Una studio innovativo condotto dai ricercatori del Cold Spring Harbor Laboratory (CSHL) ha sbloccato il potenziale della terapia con cellule T chimere recettrici antigeniche (CAR) nella lotta agli effetti dell’invecchiamento. Guidata dalla professoressa assistente Corina Amor Vegas, il team ha sviluppato una terapia anti-invecchiamento CAR T pionieristica che mira specificamente alle cellule senescenti, che si accumulano nel nostro corpo man mano che invecchiamo e contribuiscono a malattie legate all’età.

A differenza di altri farmaci che richiedono somministrazioni ripetute, la terapia CAR T offre una soluzione a lunga durata. La terapia è stata testata su topi e ha mostrato risultati promettenti nel migliorare la funzione metabolica, inclusa la tolleranza al glucosio, e nel migliorare la capacità di esercizio. Inoltre, un singolo trattamento con le cellule CAR T che mirano alle cellule senescenti ha avuto effetti terapeutici e preventivi continui nei topi.

Le cellule senescenti sono cellule che smettono di replicarsi e causano infiammazione man mano che si accumulano nel nostro corpo. Questa terapia si concentra sull’eliminazione di queste cellule per alleviare le patologie tessutali legate all’età. Mirando a una proteina di superficie cellulare chiamata uPAR sulle cellule senescenti, le cellule CAR T hanno efficacemente rimosso queste cellule dai tessuti dei topi anziani senza causare danni o tossicità ai tessuti.

Inoltre, lo studio ha esplorato gli effetti della terapia CAR T su topi giovani che avevano seguito una dieta ricca di grassi per modellare la sindrome metabolica. La terapia non solo ha migliorato il controllo del peso, ma ha anche aumentato la tolleranza al glucosio e all’insulina rispetto agli animali di controllo.

Uno dei risultati più notevoli è la capacità delle cellule CAR T di avere effetti a lungo termine. Una singola somministrazione della terapia durante la giovinezza può proteggere contro condizioni indotte dall’età come l’obesità e il diabete per tutta la vita dei topi. Questa longevità è attribuita alla capacità delle cellule CAR T di sviluppare memoria e persistere nel corpo.

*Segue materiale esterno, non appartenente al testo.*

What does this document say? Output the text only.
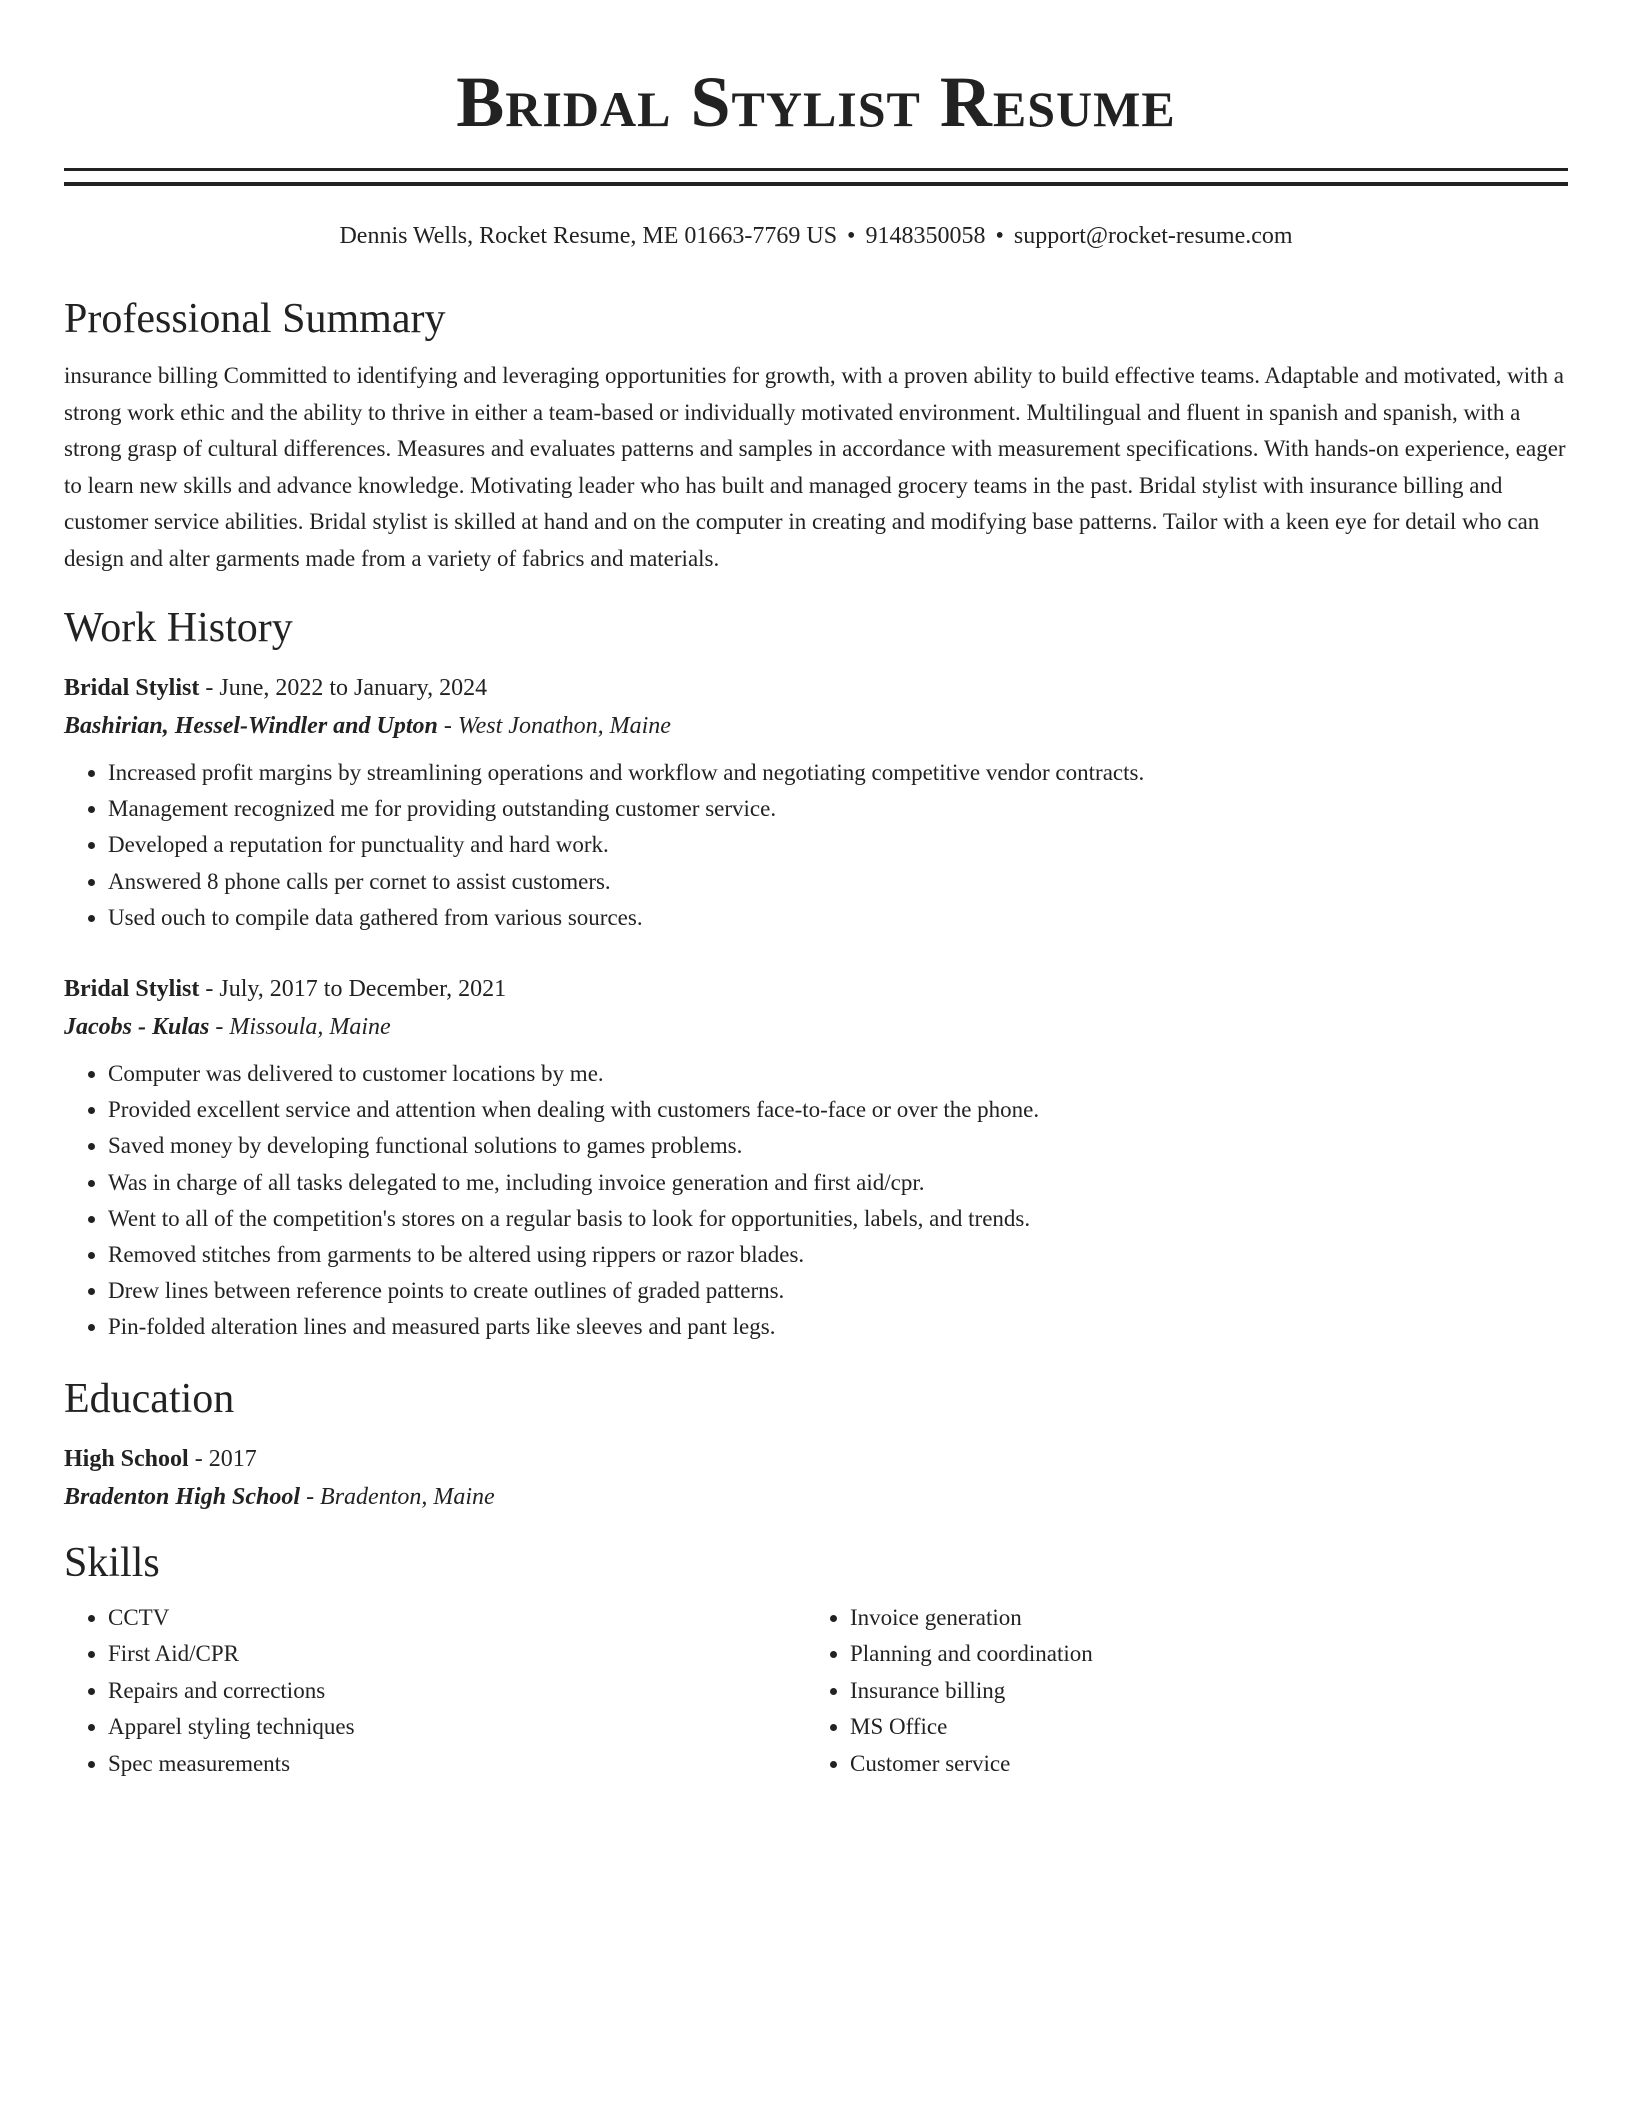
Bridal Stylist Resume
Dennis Wells, Rocket Resume, ME 01663-7769 US • 9148350058 • support@rocket-resume.com
Professional Summary

insurance billing Committed to identifying and leveraging opportunities for growth, with a proven ability to build effective teams. Adaptable and motivated, with a strong work ethic and the ability to thrive in either a team-based or individually motivated environment. Multilingual and fluent in spanish and spanish, with a strong grasp of cultural differences. Measures and evaluates patterns and samples in accordance with measurement specifications. With hands-on experience, eager to learn new skills and advance knowledge. Motivating leader who has built and managed grocery teams in the past. Bridal stylist with insurance billing and customer service abilities. Bridal stylist is skilled at hand and on the computer in creating and modifying base patterns. Tailor with a keen eye for detail who can design and alter garments made from a variety of fabrics and materials.

Work History
Bridal Stylist - June, 2022 to January, 2024
Bashirian, Hessel-Windler and Upton - West Jonathon, Maine
• Increased profit margins by streamlining operations and workflow and negotiating competitive vendor contracts.
• Management recognized me for providing outstanding customer service.
• Developed a reputation for punctuality and hard work.
• Answered 8 phone calls per cornet to assist customers.
• Used ouch to compile data gathered from various sources.
Bridal Stylist - July, 2017 to December, 2021
Jacobs - Kulas - Missoula, Maine
• Computer was delivered to customer locations by me.
• Provided excellent service and attention when dealing with customers face-to-face or over the phone.
• Saved money by developing functional solutions to games problems.
• Was in charge of all tasks delegated to me, including invoice generation and first aid/cpr.
• Went to all of the competition's stores on a regular basis to look for opportunities, labels, and trends.
• Removed stitches from garments to be altered using rippers or razor blades.
• Drew lines between reference points to create outlines of graded patterns.
• Pin-folded alteration lines and measured parts like sleeves and pant legs.
Education
High School - 2017
Bradenton High School - Bradenton, Maine
Skills
• CCTV
• First Aid/CPR
• Repairs and corrections
• Apparel styling techniques
• Spec measurements
• Invoice generation
• Planning and coordination
• Insurance billing
• MS Office
• Customer service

Le implicazioni di questo studio vanno oltre il trattamento del cancro, dove la terapia con cellule CAR T viene comunemente utilizzata. Dimostrando che le cellule CAR T possono migliorare il disfunzionamento metabolico legato all’età, questa ricerca apre la strada a potenziali trattamenti anti-invecchiamento. La durata degli effetti e la possibilità di un singolo trattamento a basso dosaggio rendono la terapia CAR T un percorso promettente da esplorare per patologie croniche.

In futuro, il team di ricerca mira ad indagare sulle applicazioni più ampie della terapia CAR T e sul suo impatto sulla salute complessiva e sulla durata degli animali. Questa scoperta ci avvicina un passo più vicino a sbloccare i segreti dell’invecchiamento e a rivoluzionare il nostro approccio alle malattie legate all’età.

Domande frequenti basate sui principali argomenti e informazioni presenti nell’articolo:

1. Cos’è la terapia CAR T?
La terapia CAR T è un trattamento innovativo che prevede la modifica genetica delle cellule immunitarie del paziente (cellule T) per esprimere un recettore antigenico chimerico (CAR). Questo recettore consente alle cellule T modificate di mirare e distruggere specificamente le cellule tumorali o altre cellule associate a determinate malattie.

2. Cosa ha scoperto lo studio condotto dal Cold Spring Harbor Laboratory?
Lo studio condotto dal Cold Spring Harbor Laboratory ha scoperto che la terapia CAR T può essere efficace nel contrastare gli effetti dell’invecchiamento. In particolare, la terapia ha preso di mira le cellule senescenti, che si accumulano nel corpo man mano che invecchiamo e contribuiscono a malattie legate all’età.

3. Come la terapia prende di mira le cellule senescenti?
La terapia prende di mira le cellule senescenti concentrandosi su una proteina di superficie cellulare chiamata uPAR. Riconoscendo e legandosi a uPAR, le cellule CAR T rimuovono efficacemente le cellule senescenti dai tessuti anziani senza causare danni o tossicità.

4. Quali sono stati i risultati della terapia nei topi?
La terapia ha mostrato risultati promettenti nei topi, tra cui un miglioramento della funzione metabolica, come la tolleranza al glucosio, e un potenziamento della capacità di esercizio. Inoltre, un singolo trattamento con le cellule CAR T mirate alle cellule senescenti ha avuto effetti terapeutici e preventivi continui nei topi.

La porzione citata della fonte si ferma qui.